Les fleurs et les feuilles doivent être produites à partir de plantes issues de semences certifiées.

La vente de plants et la pratique du bouturage sont interdites.

Seuls des agriculteurs actifs au sens de la réglementation européenne et nationale en vigueur peuvent cultiver des fleurs et des feuilles de chanvre.

Les fleurs et les feuilles des variétés autorisées ne peuvent être récoltées, importées ou utilisées que pour la production industrielle d’extraits de chanvre.

Sont notamment interdites la vente aux consommateurs de fleurs ou de feuilles brutes sous toutes leurs formes, seules ou en mélange avec d’autres ingrédients, leur détention par les consommateurs et leur consommation.

L’achat de fleurs et de feuilles de chanvre produites sur le territoire français fait l’objet d’un contrat écrit entre producteur et acheteur. Le contrat comporte des informations sur le volume et le prix des produits. Le contrat peut comporter des informations sur la qualité attendue des produits. Le contrat est conclu avant le début de la campagne de production.
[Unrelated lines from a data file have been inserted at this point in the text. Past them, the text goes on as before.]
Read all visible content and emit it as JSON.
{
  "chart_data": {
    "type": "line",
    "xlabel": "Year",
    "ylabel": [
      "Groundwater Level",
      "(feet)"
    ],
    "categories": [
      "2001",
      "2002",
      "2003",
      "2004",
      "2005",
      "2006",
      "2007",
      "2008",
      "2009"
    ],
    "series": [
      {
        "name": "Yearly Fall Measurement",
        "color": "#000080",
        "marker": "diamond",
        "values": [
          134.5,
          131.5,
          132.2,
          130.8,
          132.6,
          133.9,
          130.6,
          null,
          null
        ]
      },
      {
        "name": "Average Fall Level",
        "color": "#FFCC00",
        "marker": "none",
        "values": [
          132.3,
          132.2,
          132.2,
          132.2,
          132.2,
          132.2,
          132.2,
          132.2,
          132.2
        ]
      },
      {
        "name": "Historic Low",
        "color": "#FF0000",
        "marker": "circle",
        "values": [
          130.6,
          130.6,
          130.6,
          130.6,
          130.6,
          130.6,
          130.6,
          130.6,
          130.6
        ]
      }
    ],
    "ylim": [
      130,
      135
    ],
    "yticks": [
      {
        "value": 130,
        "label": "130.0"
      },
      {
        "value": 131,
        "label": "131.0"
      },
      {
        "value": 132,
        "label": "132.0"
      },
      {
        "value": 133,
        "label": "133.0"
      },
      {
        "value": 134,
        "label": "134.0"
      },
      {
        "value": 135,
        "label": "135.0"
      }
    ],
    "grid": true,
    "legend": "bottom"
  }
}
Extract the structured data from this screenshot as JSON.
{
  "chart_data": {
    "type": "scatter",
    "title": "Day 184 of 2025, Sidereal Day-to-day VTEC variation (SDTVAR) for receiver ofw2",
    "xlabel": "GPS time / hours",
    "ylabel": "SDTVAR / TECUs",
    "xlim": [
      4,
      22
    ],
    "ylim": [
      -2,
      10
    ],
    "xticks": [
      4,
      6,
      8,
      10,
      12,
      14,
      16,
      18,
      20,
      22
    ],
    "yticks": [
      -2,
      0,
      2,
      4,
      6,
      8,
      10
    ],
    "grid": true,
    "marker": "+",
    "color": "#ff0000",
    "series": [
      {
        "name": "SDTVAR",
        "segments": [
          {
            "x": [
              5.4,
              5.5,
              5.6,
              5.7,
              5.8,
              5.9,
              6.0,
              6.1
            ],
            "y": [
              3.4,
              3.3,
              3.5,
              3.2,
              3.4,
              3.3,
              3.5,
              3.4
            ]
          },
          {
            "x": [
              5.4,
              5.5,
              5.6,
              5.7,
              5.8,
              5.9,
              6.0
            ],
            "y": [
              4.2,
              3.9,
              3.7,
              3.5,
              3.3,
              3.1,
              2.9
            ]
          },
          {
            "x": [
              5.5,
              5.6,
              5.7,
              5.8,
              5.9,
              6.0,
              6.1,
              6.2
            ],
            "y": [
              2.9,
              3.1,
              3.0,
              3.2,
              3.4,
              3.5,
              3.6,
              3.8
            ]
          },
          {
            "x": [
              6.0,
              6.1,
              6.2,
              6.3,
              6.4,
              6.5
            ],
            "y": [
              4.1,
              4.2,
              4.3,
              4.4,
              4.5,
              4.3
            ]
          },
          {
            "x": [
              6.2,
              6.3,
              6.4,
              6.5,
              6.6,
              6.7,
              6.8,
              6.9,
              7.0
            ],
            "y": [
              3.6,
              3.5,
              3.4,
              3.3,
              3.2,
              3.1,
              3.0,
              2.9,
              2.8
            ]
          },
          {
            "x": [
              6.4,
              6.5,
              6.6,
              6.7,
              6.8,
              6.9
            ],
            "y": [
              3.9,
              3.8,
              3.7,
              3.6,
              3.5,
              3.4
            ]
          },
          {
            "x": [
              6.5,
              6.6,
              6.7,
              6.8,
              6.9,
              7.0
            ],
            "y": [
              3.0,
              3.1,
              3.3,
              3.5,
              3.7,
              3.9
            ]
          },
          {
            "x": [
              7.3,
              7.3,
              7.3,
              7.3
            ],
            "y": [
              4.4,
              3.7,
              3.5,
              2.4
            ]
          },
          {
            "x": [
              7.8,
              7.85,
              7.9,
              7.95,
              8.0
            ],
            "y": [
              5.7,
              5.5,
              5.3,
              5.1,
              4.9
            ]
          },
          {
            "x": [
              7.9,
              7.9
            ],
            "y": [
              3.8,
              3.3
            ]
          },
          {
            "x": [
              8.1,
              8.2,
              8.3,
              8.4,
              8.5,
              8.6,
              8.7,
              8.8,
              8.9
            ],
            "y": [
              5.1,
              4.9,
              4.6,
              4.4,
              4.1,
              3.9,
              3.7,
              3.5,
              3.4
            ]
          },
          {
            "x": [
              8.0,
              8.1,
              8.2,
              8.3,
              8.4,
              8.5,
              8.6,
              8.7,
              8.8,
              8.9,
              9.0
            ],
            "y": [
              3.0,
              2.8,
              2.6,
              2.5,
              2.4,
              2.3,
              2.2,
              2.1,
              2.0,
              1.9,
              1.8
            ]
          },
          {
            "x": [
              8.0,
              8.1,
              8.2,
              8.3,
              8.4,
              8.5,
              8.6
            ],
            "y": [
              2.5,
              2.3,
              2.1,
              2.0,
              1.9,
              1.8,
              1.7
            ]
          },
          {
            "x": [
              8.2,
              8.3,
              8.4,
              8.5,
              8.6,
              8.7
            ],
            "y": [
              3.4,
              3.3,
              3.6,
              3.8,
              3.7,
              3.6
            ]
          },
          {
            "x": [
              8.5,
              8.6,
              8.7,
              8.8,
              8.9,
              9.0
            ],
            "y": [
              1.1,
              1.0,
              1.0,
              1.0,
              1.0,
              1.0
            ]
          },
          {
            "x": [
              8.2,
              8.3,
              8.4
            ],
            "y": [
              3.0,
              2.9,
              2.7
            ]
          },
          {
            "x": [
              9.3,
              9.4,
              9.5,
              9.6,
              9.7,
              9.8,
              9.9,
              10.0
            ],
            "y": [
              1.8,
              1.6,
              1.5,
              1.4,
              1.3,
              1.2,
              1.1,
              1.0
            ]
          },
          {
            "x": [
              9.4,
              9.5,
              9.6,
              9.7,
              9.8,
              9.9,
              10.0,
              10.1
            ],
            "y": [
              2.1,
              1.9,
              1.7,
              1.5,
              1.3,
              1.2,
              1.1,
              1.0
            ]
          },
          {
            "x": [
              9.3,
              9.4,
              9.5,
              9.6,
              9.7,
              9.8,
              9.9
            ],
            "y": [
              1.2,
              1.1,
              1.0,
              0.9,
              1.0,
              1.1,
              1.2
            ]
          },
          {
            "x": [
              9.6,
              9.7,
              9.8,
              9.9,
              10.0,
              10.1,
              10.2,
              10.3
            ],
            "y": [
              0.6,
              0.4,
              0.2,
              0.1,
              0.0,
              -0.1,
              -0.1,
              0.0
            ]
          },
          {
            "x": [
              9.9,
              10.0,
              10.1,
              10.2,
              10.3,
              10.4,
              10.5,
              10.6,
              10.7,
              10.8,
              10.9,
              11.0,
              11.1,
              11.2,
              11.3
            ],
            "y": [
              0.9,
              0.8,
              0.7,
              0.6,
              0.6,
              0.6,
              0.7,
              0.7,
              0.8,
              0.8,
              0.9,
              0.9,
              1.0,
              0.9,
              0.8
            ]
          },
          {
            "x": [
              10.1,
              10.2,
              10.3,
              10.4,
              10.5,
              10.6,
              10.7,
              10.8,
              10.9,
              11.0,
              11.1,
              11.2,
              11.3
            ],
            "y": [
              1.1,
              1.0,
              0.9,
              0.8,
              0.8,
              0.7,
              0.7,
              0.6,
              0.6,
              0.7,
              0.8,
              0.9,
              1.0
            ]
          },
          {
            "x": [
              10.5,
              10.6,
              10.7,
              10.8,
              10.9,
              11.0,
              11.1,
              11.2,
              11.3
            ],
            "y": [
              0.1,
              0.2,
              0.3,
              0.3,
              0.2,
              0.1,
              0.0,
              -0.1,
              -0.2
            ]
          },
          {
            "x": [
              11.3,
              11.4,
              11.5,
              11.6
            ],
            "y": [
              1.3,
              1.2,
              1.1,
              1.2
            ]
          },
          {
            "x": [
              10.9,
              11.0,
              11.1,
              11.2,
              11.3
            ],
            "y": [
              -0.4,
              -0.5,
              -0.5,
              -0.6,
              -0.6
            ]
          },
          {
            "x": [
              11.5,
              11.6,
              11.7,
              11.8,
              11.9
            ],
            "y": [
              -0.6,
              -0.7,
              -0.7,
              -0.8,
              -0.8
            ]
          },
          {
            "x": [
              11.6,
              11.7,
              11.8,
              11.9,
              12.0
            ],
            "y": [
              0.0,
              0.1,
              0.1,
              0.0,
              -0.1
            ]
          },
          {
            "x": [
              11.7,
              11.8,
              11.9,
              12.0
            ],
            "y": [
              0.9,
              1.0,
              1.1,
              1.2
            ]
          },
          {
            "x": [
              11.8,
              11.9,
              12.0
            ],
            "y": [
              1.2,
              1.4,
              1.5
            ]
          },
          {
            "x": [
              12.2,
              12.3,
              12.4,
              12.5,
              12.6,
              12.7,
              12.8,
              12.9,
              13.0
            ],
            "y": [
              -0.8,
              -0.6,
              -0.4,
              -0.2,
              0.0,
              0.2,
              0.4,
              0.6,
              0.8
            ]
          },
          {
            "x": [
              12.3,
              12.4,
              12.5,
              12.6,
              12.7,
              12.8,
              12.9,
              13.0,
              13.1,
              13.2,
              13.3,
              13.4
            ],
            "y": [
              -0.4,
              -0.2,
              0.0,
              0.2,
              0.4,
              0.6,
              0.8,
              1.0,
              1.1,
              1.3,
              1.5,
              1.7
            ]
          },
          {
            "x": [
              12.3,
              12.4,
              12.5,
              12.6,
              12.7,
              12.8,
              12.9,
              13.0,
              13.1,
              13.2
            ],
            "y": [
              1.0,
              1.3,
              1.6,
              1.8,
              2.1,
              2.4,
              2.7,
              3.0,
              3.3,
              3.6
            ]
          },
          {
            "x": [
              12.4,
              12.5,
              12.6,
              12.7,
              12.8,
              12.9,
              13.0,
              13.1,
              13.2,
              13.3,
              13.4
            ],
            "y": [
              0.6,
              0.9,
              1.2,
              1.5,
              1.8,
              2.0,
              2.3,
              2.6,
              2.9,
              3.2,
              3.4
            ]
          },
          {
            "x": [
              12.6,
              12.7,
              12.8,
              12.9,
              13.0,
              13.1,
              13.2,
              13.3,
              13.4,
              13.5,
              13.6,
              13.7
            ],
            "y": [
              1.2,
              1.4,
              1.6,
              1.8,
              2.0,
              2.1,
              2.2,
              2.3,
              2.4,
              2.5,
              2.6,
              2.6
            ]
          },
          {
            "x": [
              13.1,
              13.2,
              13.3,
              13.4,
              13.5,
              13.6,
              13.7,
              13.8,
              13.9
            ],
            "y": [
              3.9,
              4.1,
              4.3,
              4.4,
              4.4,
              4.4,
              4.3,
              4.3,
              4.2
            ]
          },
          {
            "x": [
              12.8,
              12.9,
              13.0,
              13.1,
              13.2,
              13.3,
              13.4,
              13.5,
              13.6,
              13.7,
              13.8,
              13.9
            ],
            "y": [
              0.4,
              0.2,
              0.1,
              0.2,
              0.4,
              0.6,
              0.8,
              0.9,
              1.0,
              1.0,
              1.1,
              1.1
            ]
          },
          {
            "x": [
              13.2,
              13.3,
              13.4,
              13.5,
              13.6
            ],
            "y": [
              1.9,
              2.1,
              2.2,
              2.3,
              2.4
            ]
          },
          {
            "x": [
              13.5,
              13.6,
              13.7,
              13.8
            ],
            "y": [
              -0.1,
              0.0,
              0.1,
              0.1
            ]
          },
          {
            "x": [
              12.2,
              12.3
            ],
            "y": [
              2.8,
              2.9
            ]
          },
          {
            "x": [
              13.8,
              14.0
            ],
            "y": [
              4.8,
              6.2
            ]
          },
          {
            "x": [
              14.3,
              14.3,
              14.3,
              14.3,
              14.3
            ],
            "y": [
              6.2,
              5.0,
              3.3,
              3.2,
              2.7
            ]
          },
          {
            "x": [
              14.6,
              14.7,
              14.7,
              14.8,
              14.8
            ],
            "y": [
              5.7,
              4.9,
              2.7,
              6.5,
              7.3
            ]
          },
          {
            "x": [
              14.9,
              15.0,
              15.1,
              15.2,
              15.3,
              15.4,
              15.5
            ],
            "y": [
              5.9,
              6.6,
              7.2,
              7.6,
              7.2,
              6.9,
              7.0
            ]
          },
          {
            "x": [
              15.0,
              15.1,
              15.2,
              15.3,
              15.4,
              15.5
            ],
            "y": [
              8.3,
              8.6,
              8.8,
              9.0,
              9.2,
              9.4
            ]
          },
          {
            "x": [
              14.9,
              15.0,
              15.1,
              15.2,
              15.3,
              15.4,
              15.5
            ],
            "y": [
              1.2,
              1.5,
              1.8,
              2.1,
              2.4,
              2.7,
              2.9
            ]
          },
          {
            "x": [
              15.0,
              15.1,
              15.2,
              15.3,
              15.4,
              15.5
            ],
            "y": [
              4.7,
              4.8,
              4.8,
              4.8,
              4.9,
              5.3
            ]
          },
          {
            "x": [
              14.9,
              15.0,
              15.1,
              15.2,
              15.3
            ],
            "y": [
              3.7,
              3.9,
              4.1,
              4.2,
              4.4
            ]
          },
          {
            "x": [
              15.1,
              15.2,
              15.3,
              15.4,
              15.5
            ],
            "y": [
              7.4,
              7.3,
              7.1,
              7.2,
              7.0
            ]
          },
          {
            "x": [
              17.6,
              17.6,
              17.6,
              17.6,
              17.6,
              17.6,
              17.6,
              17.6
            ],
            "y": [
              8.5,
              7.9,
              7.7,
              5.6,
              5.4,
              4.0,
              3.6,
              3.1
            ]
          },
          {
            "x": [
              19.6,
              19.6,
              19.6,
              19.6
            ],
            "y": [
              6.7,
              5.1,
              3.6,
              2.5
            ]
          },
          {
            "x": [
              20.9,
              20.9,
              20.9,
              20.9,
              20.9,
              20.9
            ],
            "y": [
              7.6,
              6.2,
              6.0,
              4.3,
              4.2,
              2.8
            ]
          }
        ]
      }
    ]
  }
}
La teneur en delta-9-tétrahydrocannabinol des extraits de chanvre, ainsi que des produits qui les intègrent, n’est pas supérieure à 0,30 %, sans préjudice des dispositions des articles 14 et 15 du règlement (CE) n° 178/ 2002 et de l’article 4 du règlement (CE) n° 767/2009.

L’arrêté du 22 août 1990 portant application de l’article R. 5132-86 du code de la santé publique pour le cannabis est abrogé. Rappelons que le Conseil constitutionnel doit statuer sur les QPC sur ce texte le 7 janvier prochain.

A ce jour, la commercialisation de produits à base de cannabidiol n’est pas considérée comme illicite par la Cour de cassation (cass.crim. 23 juin 2021 n° 20-84.212).

S’appuyant sur la décision Kanavape de la Cour de justice de l’Union européenne du 19 novembre 2020 (aff C-663-18) selon laquelle la commercialisation du cannabidiol ne pouvait être interdite en raison de la libre circulation des marchandises au sein de l’UE, la Cour de cassation avait cassé le 23 juin 2021 un arrêt de la Cour d’appel de Grenoble qui avait condamné le gérant d’une boutique de Grenoble qui vendait des produits à base de CBD pour détention, offre et acquisition de produits stupéfiants.

A première analyse, l’arrêté du 30 décembre 2021 est donc contraire à la jurisprudence Kanavape de la CJUE et devrait faire l’objet de recours devant le Conseil d’Etat.